Allan Mackenzie, RoS’s senior responsible officer for keeper-induced registration, gives an update on the project’s first phase.
Back in November 2016, we started using keeper-induced registration (KIR) to add small numbers of titles in selected areas to the land register. We completed our initial phase at the end of March, and we’re now analysing the results before we roll out a full programme of KIR.
KIR is a new power for Registers of Scotland (RoS), brought in as part of the 2012 Act. It’s an important part of our work to complete the land register by 2024, as it enables us to move titles from the General Register of Sasines to the land register without an application or consent from the owner. It lets us register properties that are unlikely to come onto the land register by other means, such as voluntary registration, or in response to a trigger such as a sale or a new standard security.

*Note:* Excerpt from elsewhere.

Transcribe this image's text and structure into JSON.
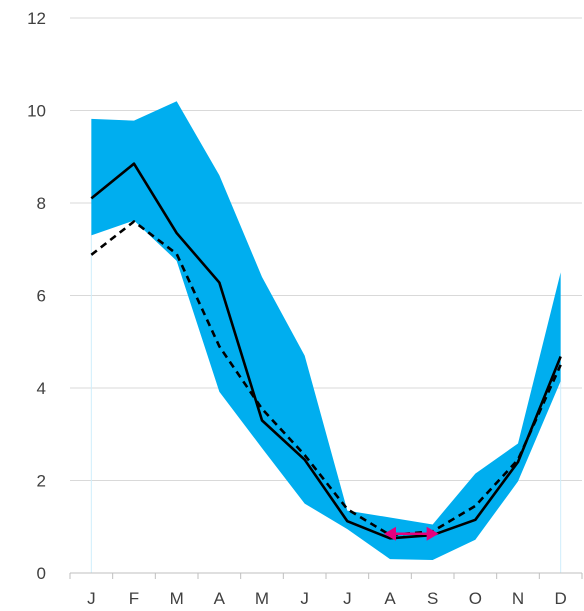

We’re using KIR to register titles in urban, residential areas such as housing estates which contain a number of similar properties, and where we already have substantial information about the content of titles.
In the initial phase from November to March, we registered more than 4,500 privately owned house plots in specific postcode areas of Dumbarton, Midlothian and Angus registration counties (these ‘counties’ have slightly different boundaries from local authorities).
In the public sector, we started using KIR in Clackmannan and Lanark registration counties, mostly registering local authority housing stock. Since many of these residential addresses – and adjacent areas such as play parks – often belong to the same local authority owner, in many cases we registered a number of addresses within the same title. To date we’ve registered almost 1,200 addresses within 29 titles.
The KIR teams we’ve established for private and public properties are continuing to register titles in the above areas.
Our internal KIR processes differ slightly between privately and publicly owned land and properties. Having completed the first phase, we’re pleased to report that the procedures we’ve put in place for both types of property are working well.
We’ve received a number of ‘applications for transfer’ for properties we’ve added to the land register through KIR, which means that the property is being sold. Keeping an eye on these transactions will help us to understand how KIR affects the conveyancing process.
We’re currently carrying out a detailed review of the initial phase of KIR, including the feedback we’ve received from property owners and conveyancing solicitors. Once the review is complete we’ll update our KIR webpage with information about the next steps in our KIR programme.